PP31C-2258
Late Holocene climate change in the western Mediterranean: centennial-scale vegetation and North Atlantic Oscillation variability

Wednesday, 16 December 2015
Poster Hall (Moscone South)
María Josefa Ramos Román1, Gonzalo Jimenez-Moreno1, R Scott Anderson2, Antonio García-Alix3, Jaime L. Toney3, Francisco José Javier Jiménez-Espejo4 and José S. Carrión5, (1)University of Granada, Granada, Spain, (2)Northern Arizona University, Flagstaff, AZ, United States, (3)University of Glasgow, Glasgow, United Kingdom, (4)JAMSTEC, Yokosuka, Japan, (5)Universidad de Murcia, Murcia, Spain
Abstract:
Sediments from alpine peat bogs and lakes from the Sierra Nevada in southeastern Spain (western Mediterranean area) have been very informative in terms of how vegetation and wetland environments were impacted by past climate change.
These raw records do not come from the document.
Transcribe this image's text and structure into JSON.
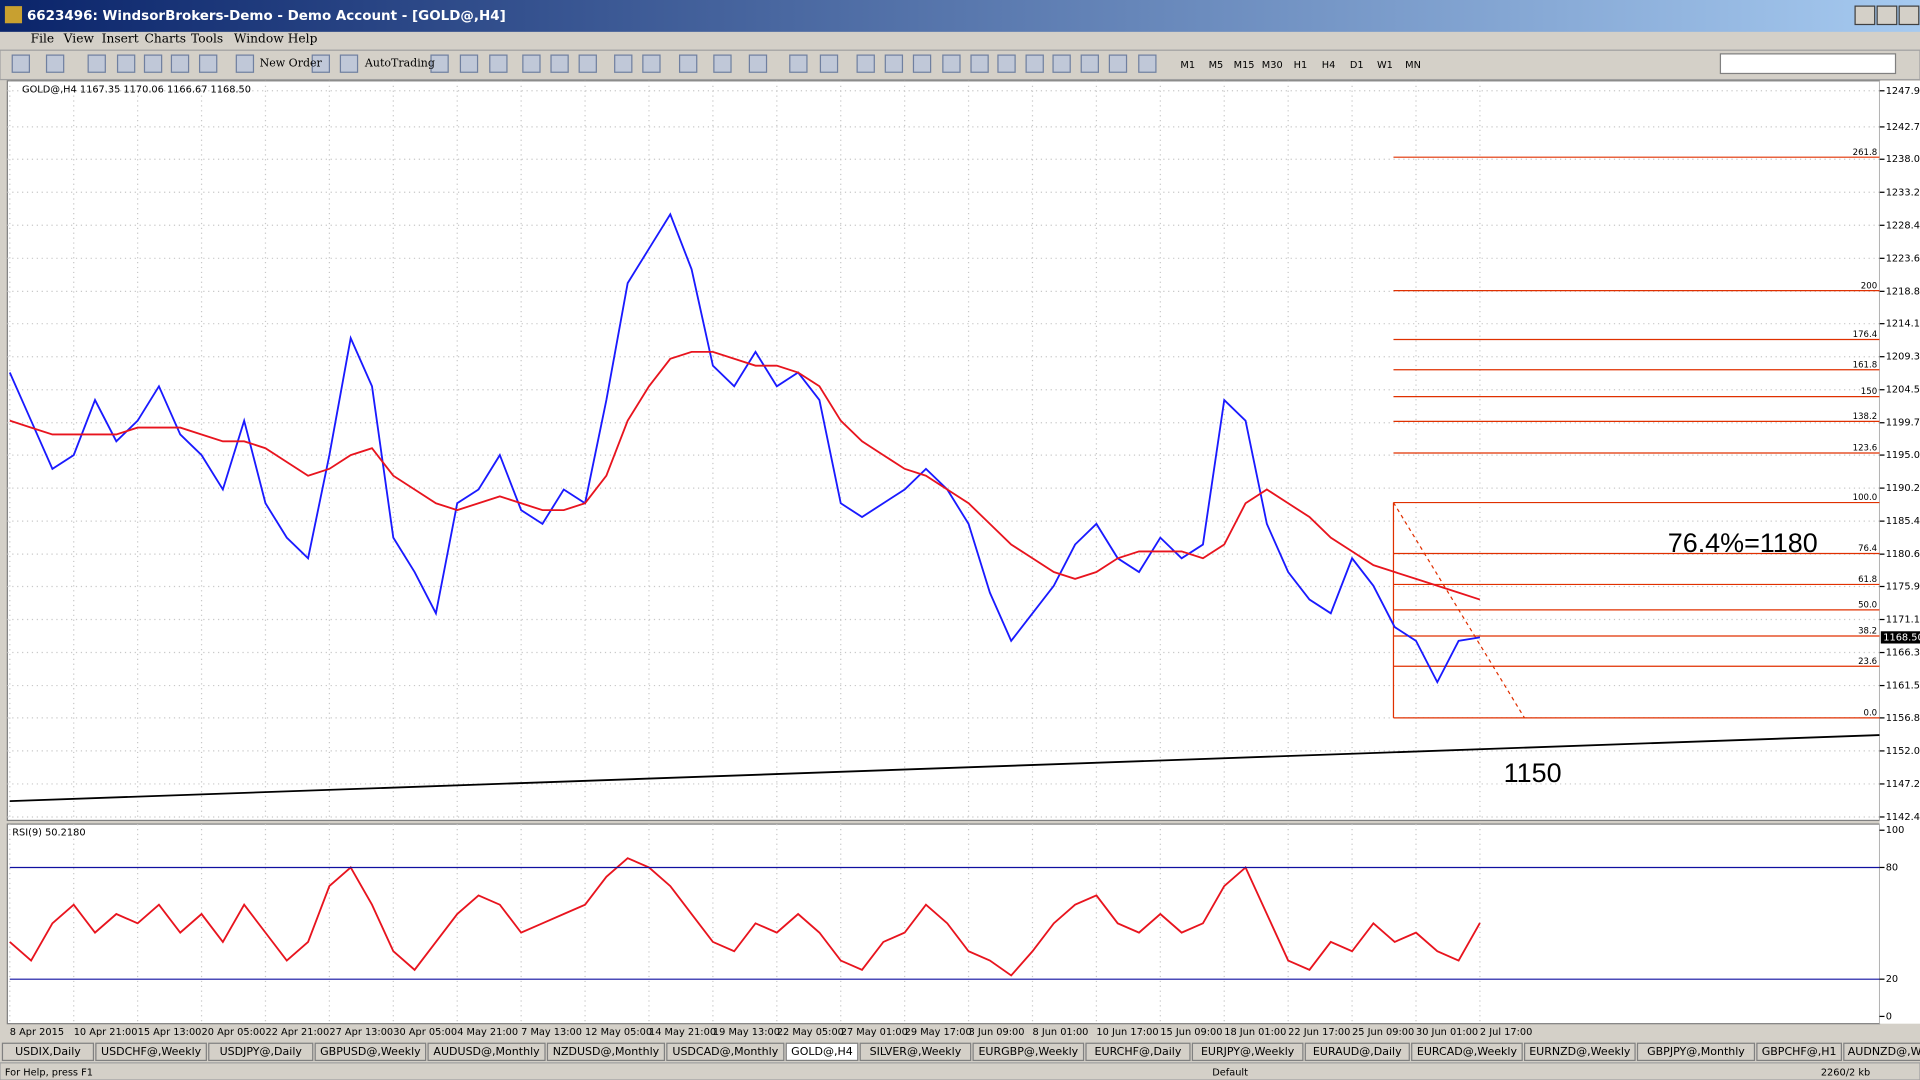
{
  "window": {
    "title": "6623496: WindsorBrokers-Demo - Demo Account - [GOLD@,H4]"
  },
  "menu": [
    "File",
    "View",
    "Insert",
    "Charts",
    "Tools",
    "Window",
    "Help"
  ],
  "toolbar": {
    "new_order": "New Order",
    "autotrading": "AutoTrading",
    "timeframes": [
      "M1",
      "M5",
      "M15",
      "M30",
      "H1",
      "H4",
      "D1",
      "W1",
      "MN"
    ]
  },
  "chart_data": [
    {
      "type": "line",
      "title": "GOLD@,H4  1167.35 1170.06 1166.67 1168.50",
      "categories": [
        "8 Apr 2015",
        null,
        null,
        "10 Apr 21:00",
        null,
        null,
        "15 Apr 13:00",
        null,
        null,
        "20 Apr 05:00",
        null,
        null,
        "22 Apr 21:00",
        null,
        null,
        "27 Apr 13:00",
        null,
        null,
        "30 Apr 05:00",
        null,
        null,
        "4 May 21:00",
        null,
        null,
        "7 May 13:00",
        null,
        null,
        "12 May 05:00",
        null,
        null,
        "14 May 21:00",
        null,
        null,
        "19 May 13:00",
        null,
        null,
        "22 May 05:00",
        null,
        null,
        "27 May 01:00",
        null,
        null,
        "29 May 17:00",
        null,
        null,
        "3 Jun 09:00",
        null,
        null,
        "8 Jun 01:00",
        null,
        null,
        "10 Jun 17:00",
        null,
        null,
        "15 Jun 09:00",
        null,
        null,
        "18 Jun 01:00",
        null,
        null,
        "22 Jun 17:00",
        null,
        null,
        "25 Jun 09:00",
        null,
        null,
        "30 Jun 01:00",
        null,
        null,
        "2 Jul 17:00"
      ],
      "series": [
        {
          "color": "#1a1aff",
          "values": [
            1207,
            1200,
            1193,
            1195,
            1203,
            1197,
            1200,
            1205,
            1198,
            1195,
            1190,
            1200,
            1188,
            1183,
            1180,
            1195,
            1212,
            1205,
            1183,
            1178,
            1172,
            1188,
            1190,
            1195,
            1187,
            1185,
            1190,
            1188,
            1203,
            1220,
            1225,
            1230,
            1222,
            1208,
            1205,
            1210,
            1205,
            1207,
            1203,
            1188,
            1186,
            1188,
            1190,
            1193,
            1190,
            1185,
            1175,
            1168,
            1172,
            1176,
            1182,
            1185,
            1180,
            1178,
            1183,
            1180,
            1182,
            1203,
            1200,
            1185,
            1178,
            1174,
            1172,
            1180,
            1176,
            1170,
            1168,
            1162,
            1168,
            1168.5
          ]
        },
        {
          "color": "#e8141e",
          "values": [
            1200,
            1199,
            1198,
            1198,
            1198,
            1198,
            1199,
            1199,
            1199,
            1198,
            1197,
            1197,
            1196,
            1194,
            1192,
            1193,
            1195,
            1196,
            1192,
            1190,
            1188,
            1187,
            1188,
            1189,
            1188,
            1187,
            1187,
            1188,
            1192,
            1200,
            1205,
            1209,
            1210,
            1210,
            1209,
            1208,
            1208,
            1207,
            1205,
            1200,
            1197,
            1195,
            1193,
            1192,
            1190,
            1188,
            1185,
            1182,
            1180,
            1178,
            1177,
            1178,
            1180,
            1181,
            1181,
            1181,
            1180,
            1182,
            1188,
            1190,
            1188,
            1186,
            1183,
            1181,
            1179,
            1178,
            1177,
            1176,
            1175,
            1174
          ]
        }
      ],
      "ylim": [
        1141.9,
        1249.4
      ],
      "yticks": [
        1247.95,
        {
          "value": 1242.7,
          "label": "1242.70"
        },
        {
          "value": 1238,
          "label": "1238.00"
        },
        {
          "value": 1233.2,
          "label": "1233.20"
        },
        {
          "value": 1228.4,
          "label": "1228.40"
        },
        {
          "value": 1223.6,
          "label": "1223.60"
        },
        {
          "value": 1218.8,
          "label": "1218.80"
        },
        {
          "value": 1214.1,
          "label": "1214.10"
        },
        {
          "value": 1209.3,
          "label": "1209.30"
        },
        {
          "value": 1204.5,
          "label": "1204.50"
        },
        {
          "value": 1199.7,
          "label": "1199.70"
        },
        {
          "value": 1195,
          "label": "1195.00"
        },
        {
          "value": 1190.2,
          "label": "1190.20"
        },
        {
          "value": 1185.4,
          "label": "1185.40"
        },
        {
          "value": 1180.6,
          "label": "1180.60"
        },
        {
          "value": 1175.9,
          "label": "1175.90"
        },
        {
          "value": 1171.1,
          "label": "1171.10"
        },
        {
          "value": 1166.3,
          "label": "1166.30"
        },
        {
          "value": 1161.5,
          "label": "1161.50"
        },
        {
          "value": 1156.8,
          "label": "1156.80"
        },
        {
          "value": 1152,
          "label": "1152.00"
        },
        {
          "value": 1147.2,
          "label": "1147.20"
        },
        {
          "value": 1142.4,
          "label": "1142.40"
        }
      ],
      "grid": true,
      "price_label": {
        "value": 1168.5,
        "label": "1168.50"
      },
      "fibonacci": [
        {
          "label": "261.8",
          "price": 1238.3
        },
        {
          "label": "200",
          "price": 1218.9
        },
        {
          "label": "176.4",
          "price": 1211.8
        },
        {
          "label": "161.8",
          "price": 1207.4
        },
        {
          "label": "150",
          "price": 1203.5
        },
        {
          "label": "138.2",
          "price": 1199.9
        },
        {
          "label": "123.6",
          "price": 1195.3
        },
        {
          "label": "100.0",
          "price": 1188.1
        },
        {
          "label": "76.4",
          "price": 1180.7
        },
        {
          "label": "61.8",
          "price": 1176.2
        },
        {
          "label": "50.0",
          "price": 1172.5
        },
        {
          "label": "38.2",
          "price": 1168.7
        },
        {
          "label": "23.6",
          "price": 1164.3
        },
        {
          "label": "0.0",
          "price": 1156.8
        }
      ],
      "trendline": [
        1144.7,
        1154.3
      ],
      "annotations": [
        "76.4%=1180",
        "1150"
      ]
    },
    {
      "type": "line",
      "title": "RSI(9) 50.2180",
      "series": [
        {
          "color": "#e8141e",
          "values": [
            40,
            30,
            50,
            60,
            45,
            55,
            50,
            60,
            45,
            55,
            40,
            60,
            45,
            30,
            40,
            70,
            80,
            60,
            35,
            25,
            40,
            55,
            65,
            60,
            45,
            50,
            55,
            60,
            75,
            85,
            80,
            70,
            55,
            40,
            35,
            50,
            45,
            55,
            45,
            30,
            25,
            40,
            45,
            60,
            50,
            35,
            30,
            22,
            35,
            50,
            60,
            65,
            50,
            45,
            55,
            45,
            50,
            70,
            80,
            55,
            30,
            25,
            40,
            35,
            50,
            40,
            45,
            35,
            30,
            50.2
          ]
        }
      ],
      "ylim": [
        -3.9,
        103.3
      ],
      "yticks": [
        100,
        80,
        20,
        0
      ],
      "levels": [
        80,
        20
      ]
    }
  ],
  "tabs": [
    "USDIX,Daily",
    "USDCHF@,Weekly",
    "USDJPY@,Daily",
    "GBPUSD@,Weekly",
    "AUDUSD@,Monthly",
    "NZDUSD@,Monthly",
    "USDCAD@,Monthly",
    "GOLD@,H4",
    "SILVER@,Weekly",
    "EURGBP@,Weekly",
    "EURCHF@,Daily",
    "EURJPY@,Weekly",
    "EURAUD@,Daily",
    "EURCAD@,Weekly",
    "EURNZD@,Weekly",
    "GBPJPY@,Monthly",
    "GBPCHF@,H1",
    "AUDNZD@,Weekly"
  ],
  "status": {
    "help": "For Help, press F1",
    "profile": "Default",
    "traffic": "2260/2 kb"
  }
}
Recently, many studies try to find out the relationship between solar activity, atmosphere and ocean dynamics and changes in the terrestrial environments. The Mediterranean is a very sensitive area with respect to atmospheric dynamics due to (1) its location, right in the boundary between subtropical and temperate climate systems and (2) the North Atlantic Oscillation (NAO) is one of the main mechanism that influence present climate in this area. Here we present a multi-proxy high-resolution study from Borreguil de la Caldera (BdlC), a peat bog that records the last ca. 4500 cal yr BP of vegetation, fire, human impact and climate history from the Sierra Nevada. The pollen, charcoal and non-pollen palynomorphs (NPPs) reconstruction in the BdlC-01 record evidence relative humidity changes in the last millennia interrupting the late Holocene aridification trend. This study shows a relative arid period between ca. 4000 and 3100 cal yr BP; the Iberian Roman humid period (ca. 2600 to 1600 cal yr BP); a relative arid period during the Dark Ages (from ca. AD 500 to AD 900) and Medieval Climate Anomaly (from ca. AD 900 to ca. AD 1300) and predominantly wetter conditions corresponding with The Little Ice Age period (from ca. AD 1300 to AD 1850). This climate variability could be explained by centennial scale changes in the NAO and solar activity.